The jockeys' principal argument was that §23-4-205, MCA, mandated people licensed to conduct horse races to carry liability insurance covering jockeys. Thus, the special event participant and athletic or sports participants exclusions were contrary to public policy and therefore invalid and the Court should enforce the CGL policy to allow the jockeys to recover the amounts of their judgments from Scottsdale . The district court rejected the first premise of this argument: that § 23-4-205 mandated liability insurance coverage for jockeys.
Although the statute mandated that “for the protection of the public, exhibitors, and visitors, a person licensed to conduct a race meet or operate a simulcast facility under this chapter shall carry public liability insurance in an amount and form of contract approved by the board,” the district court concluded that the term “exhibitor” did not include jockeys. The Supreme Court of Montana agreed, holding that for the purpose of the statute, the “exhibitors” of a horse race where pari-mutuel wagering occurred were those people who organized the horse race—not the jockeys, who are the participants in the exhibition.

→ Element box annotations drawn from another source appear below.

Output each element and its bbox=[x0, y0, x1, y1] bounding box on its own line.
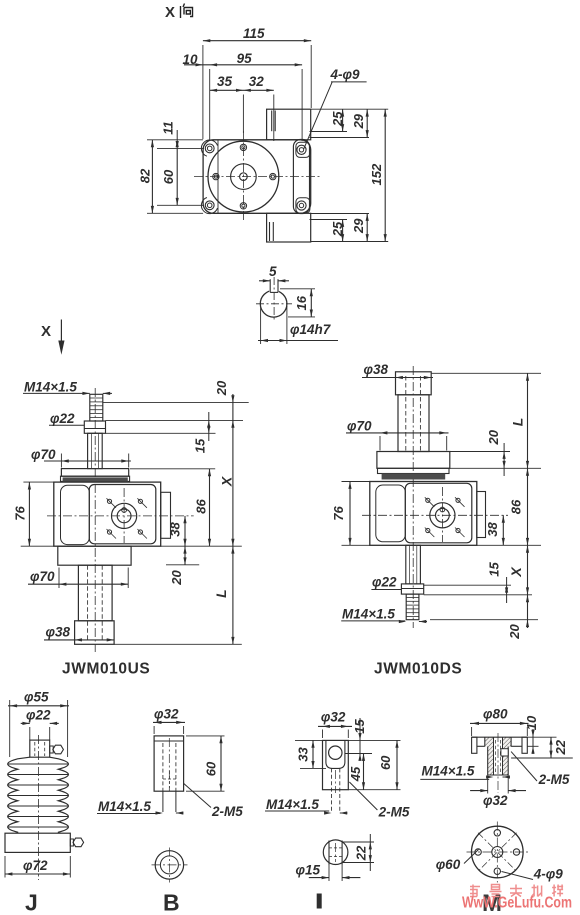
center boss circle bbox=[231, 164, 257, 190]
US lifting screw bbox=[88, 433, 103, 468]
svg-text:95: 95 bbox=[237, 51, 253, 66]
svg-text:M14×1.5: M14×1.5 bbox=[342, 607, 395, 622]
motor mount hole bottom bbox=[240, 203, 246, 209]
US ext lines right bbox=[103, 402, 249, 404]
svg-text:L: L bbox=[510, 418, 526, 427]
svg-text:φ32: φ32 bbox=[154, 707, 179, 722]
svg-text:WwW.GeLufu.Com: WwW.GeLufu.Com bbox=[462, 895, 572, 912]
svg-text:X: X bbox=[219, 475, 235, 487]
svg-text:φ22: φ22 bbox=[372, 575, 397, 590]
DS worm wheel dark band bbox=[382, 474, 446, 480]
watermark chinese characters bbox=[470, 885, 563, 897]
J bellows bbox=[8, 757, 30, 833]
svg-text:φ32: φ32 bbox=[483, 793, 508, 808]
US key circle bbox=[122, 508, 127, 513]
DS body chamber bbox=[376, 485, 406, 542]
M bolt holes bbox=[494, 830, 500, 836]
DS flange ring bbox=[378, 468, 450, 473]
M center hole bbox=[492, 847, 503, 858]
DS key circle bbox=[440, 507, 445, 512]
centerline horizontal top view bbox=[194, 176, 322, 178]
US bottom cap bbox=[75, 621, 115, 645]
svg-text:M14×1.5: M14×1.5 bbox=[266, 797, 319, 812]
svg-text:φ15: φ15 bbox=[296, 863, 321, 878]
US stop collar bbox=[84, 421, 105, 433]
svg-text:φ22: φ22 bbox=[50, 411, 75, 426]
DS side tab bbox=[477, 492, 486, 538]
svg-text:5: 5 bbox=[269, 264, 277, 279]
svg-text:29: 29 bbox=[351, 218, 366, 234]
svg-text:4-φ9: 4-φ9 bbox=[330, 67, 361, 82]
corner bolt bottom-left bbox=[205, 201, 214, 210]
svg-text:15: 15 bbox=[192, 438, 207, 453]
J grease nipple top bbox=[50, 746, 54, 753]
svg-text:82: 82 bbox=[137, 168, 152, 183]
svg-text:16: 16 bbox=[294, 295, 309, 310]
svg-text:4-φ9: 4-φ9 bbox=[533, 867, 564, 882]
svg-text:29: 29 bbox=[351, 113, 366, 129]
US top flange plate bbox=[61, 469, 128, 477]
US side tab bbox=[161, 492, 171, 538]
svg-text:M14×1.5: M14×1.5 bbox=[24, 380, 77, 395]
J top stub bbox=[30, 740, 50, 757]
DS hidden screw in tube bbox=[405, 376, 407, 452]
svg-text:φ70: φ70 bbox=[347, 419, 372, 434]
svg-text:φ70: φ70 bbox=[31, 447, 56, 462]
svg-text:15: 15 bbox=[486, 562, 501, 577]
J bottom collar bbox=[5, 833, 70, 852]
svg-text:20: 20 bbox=[169, 570, 184, 586]
flange tab bottom bbox=[267, 213, 311, 242]
svg-text:38: 38 bbox=[167, 522, 182, 537]
DS gearbox body bbox=[370, 482, 477, 546]
centerline vertical top view bbox=[242, 131, 244, 221]
US flange bolt holes bbox=[107, 499, 111, 503]
svg-text:86: 86 bbox=[508, 499, 523, 514]
svg-text:60: 60 bbox=[378, 755, 393, 770]
M bottom circle view bbox=[472, 826, 524, 878]
US flange ring bbox=[61, 476, 130, 481]
DS flange vertical centerline bbox=[441, 487, 443, 542]
svg-text:X: X bbox=[41, 323, 51, 340]
ext lines right bottom bbox=[311, 241, 389, 243]
pad bolt hole bottom bbox=[296, 198, 310, 213]
DS top boss bbox=[377, 452, 450, 469]
B thread stub below bbox=[162, 791, 164, 812]
B M5 hole hidden bbox=[163, 778, 176, 780]
M flange plate bbox=[472, 736, 528, 738]
ext lines right top bbox=[311, 108, 389, 110]
DS ext lines right bbox=[431, 372, 541, 374]
bolt pad strip right bbox=[293, 140, 309, 214]
motor mount hole right bbox=[270, 173, 276, 179]
corner bolt top-left bbox=[205, 144, 214, 153]
I hidden thread bbox=[331, 768, 333, 813]
DS motor flange square bbox=[405, 483, 472, 543]
svg-text:φ38: φ38 bbox=[364, 362, 389, 377]
DS top cap bbox=[396, 372, 432, 395]
B hidden thread bbox=[162, 743, 164, 791]
svg-text:11: 11 bbox=[160, 121, 175, 135]
svg-text:φ80: φ80 bbox=[483, 707, 508, 722]
US body chamber bbox=[61, 485, 90, 544]
svg-text:38: 38 bbox=[485, 522, 500, 537]
DS worm centerline bbox=[362, 514, 508, 516]
keyway slot bbox=[269, 287, 279, 293]
B cylinder bbox=[154, 736, 184, 791]
M flange hatch left bbox=[485, 737, 494, 775]
M circle centerlines bbox=[467, 851, 529, 853]
pad bolt hole top bbox=[296, 142, 310, 157]
svg-text:JWM010DS: JWM010DS bbox=[374, 661, 462, 678]
svg-text:20: 20 bbox=[507, 624, 522, 640]
svg-text:115: 115 bbox=[243, 26, 265, 41]
US worm wheel dark band bbox=[63, 477, 128, 481]
svg-text:33: 33 bbox=[295, 747, 310, 762]
DS flange bolt holes bbox=[426, 498, 430, 502]
svg-text:60: 60 bbox=[161, 169, 176, 184]
J grease nipple bottom bbox=[70, 839, 73, 846]
I block bbox=[323, 740, 349, 789]
worm wheel large circle bbox=[208, 141, 279, 212]
center hole bbox=[240, 173, 248, 181]
motor mount hole top bbox=[240, 144, 246, 150]
US protective tube bbox=[78, 565, 112, 621]
tab top slot lines bbox=[271, 111, 273, 132]
M thread hole bbox=[493, 737, 495, 775]
US gearbox body bbox=[54, 482, 161, 546]
US flange vertical centerline bbox=[123, 488, 125, 543]
I clevis slot bbox=[326, 740, 345, 768]
US screw centerline bbox=[94, 388, 96, 652]
svg-text:X: X bbox=[508, 566, 524, 578]
leader 4-phi9 bbox=[304, 82, 332, 149]
svg-text:86: 86 bbox=[193, 499, 208, 514]
svg-text:X: X bbox=[165, 4, 175, 21]
M center boss bbox=[484, 737, 486, 746]
svg-text:20: 20 bbox=[486, 429, 501, 445]
svg-text:152: 152 bbox=[369, 163, 384, 185]
US bottom boss bbox=[58, 546, 131, 565]
svg-text:φ72: φ72 bbox=[23, 858, 48, 873]
svg-text:JWM010US: JWM010US bbox=[62, 661, 150, 678]
DS stop collar bbox=[401, 584, 423, 594]
flange tab top bbox=[267, 109, 311, 140]
svg-text:2-M5: 2-M5 bbox=[538, 772, 570, 787]
M M5 side hole bbox=[501, 749, 508, 756]
svg-text:M14×1.5: M14×1.5 bbox=[98, 799, 151, 814]
top view inner chamber line bbox=[217, 140, 219, 214]
svg-text:22: 22 bbox=[353, 845, 368, 861]
DS lifting screw bbox=[406, 545, 421, 584]
svg-text:35: 35 bbox=[217, 74, 233, 89]
J centerline bbox=[38, 735, 40, 880]
svg-text:φ22: φ22 bbox=[26, 708, 51, 723]
svg-text:10: 10 bbox=[524, 715, 539, 730]
DS protective tube bbox=[398, 395, 429, 452]
DS threaded stud M14 bbox=[406, 594, 419, 620]
svg-text:φ14h7: φ14h7 bbox=[290, 322, 332, 337]
svg-text:32: 32 bbox=[249, 74, 265, 89]
svg-text:B: B bbox=[163, 890, 180, 915]
US worm centerline bbox=[47, 515, 194, 517]
svg-text:M14×1.5: M14×1.5 bbox=[422, 764, 475, 779]
svg-text:φ55: φ55 bbox=[24, 690, 49, 705]
svg-text:φ32: φ32 bbox=[321, 710, 346, 725]
DS worm shaft circle bbox=[430, 503, 455, 528]
detail centerlines bbox=[256, 303, 292, 305]
M flange hatch right bbox=[503, 737, 512, 775]
motor mount hole left bbox=[213, 173, 219, 179]
US motor flange square bbox=[89, 485, 156, 544]
I clevis hole bbox=[329, 746, 342, 759]
DS screw centerline bbox=[412, 366, 414, 628]
I letter bbox=[317, 894, 322, 909]
US worm shaft circle bbox=[112, 503, 137, 528]
svg-text:45: 45 bbox=[348, 766, 363, 782]
I bottom circle view bbox=[323, 840, 348, 865]
US hidden screw in tube bbox=[87, 565, 89, 640]
US threaded stud M14 bbox=[90, 394, 103, 421]
svg-text:J: J bbox=[25, 890, 38, 915]
svg-text:L: L bbox=[213, 589, 229, 598]
svg-text:22: 22 bbox=[553, 739, 568, 755]
svg-text:2-M5: 2-M5 bbox=[211, 804, 243, 819]
tab bottom slot lines bbox=[269, 222, 271, 241]
svg-text:76: 76 bbox=[331, 506, 346, 521]
svg-text:20: 20 bbox=[214, 380, 229, 396]
svg-text:φ38: φ38 bbox=[46, 625, 71, 640]
svg-text:76: 76 bbox=[12, 506, 27, 521]
svg-text:2-M5: 2-M5 bbox=[378, 805, 410, 820]
B bottom circle view bbox=[155, 851, 183, 879]
top view main housing square bbox=[203, 140, 311, 214]
svg-text:60: 60 bbox=[203, 761, 218, 776]
worm shaft end circle bbox=[260, 291, 287, 318]
svg-text:φ60: φ60 bbox=[436, 857, 461, 872]
svg-text:φ70: φ70 bbox=[30, 569, 55, 584]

The jockeys next contended that the district court erred in holding that the special event participant exclusion and the athletic or sports participants exclusion were unambiguous. The Montana Supreme Court concluded that it need not address the special events participant exclusion because the athletic or sports participants exclusion was dispositive. Although the jockeys argued that the exclusion was ambiguous because it could also be reasonably interpreted to “apply only to injuries arising from the natural or inherent risks of horse racing,” but not to “injuries allegedly caused by an insured's breach of duty to design, inspect, maintain, or operate the race track in a safe condition before the race,” the court found no support for this interpretation in the language of the exclusion. Thus, the court concluded that the athletic or sports participants exclusion, which applied generally to operations of the horse racing track, barred coverage for the jockeys' injuries, and the district court did not err in holding that the jockeys' claims were excluded under the unambiguous terms of the CGL policy.
Finally, the court held that the insured's expectation that the CGL policy covered the jockeys injured while participating in the races was not objectively reasonable given that the athletic or sports participants exclusion unambiguously expressed an intent to exclude coverage for jockeys injured while participating in horse races. Thus, the reasonable expectations doctrine did not apply. Accordingly, the court found that the district court did not err in holding that the special event participant exclusion and the athletic or sports participants exclusion did not violate the reasonable expectations of Alliance and Yellowstone County, and the judgment was affirmed.
Editor's Note: The reasonable expectations doctrine provides that the objectively reasonable expectations of insurance purchasers regarding the terms of their policies should be honored “notwithstanding the fact that a painstaking study of the policy would have negated those expectations.” This decision emphasizes, however, that the doctrine will be found inapplicable where the terms of the policy at issue clearly demonstrate an intent to exclude coverage, and that expectations contrary to a clear exclusion will not be considered objectively reasonable.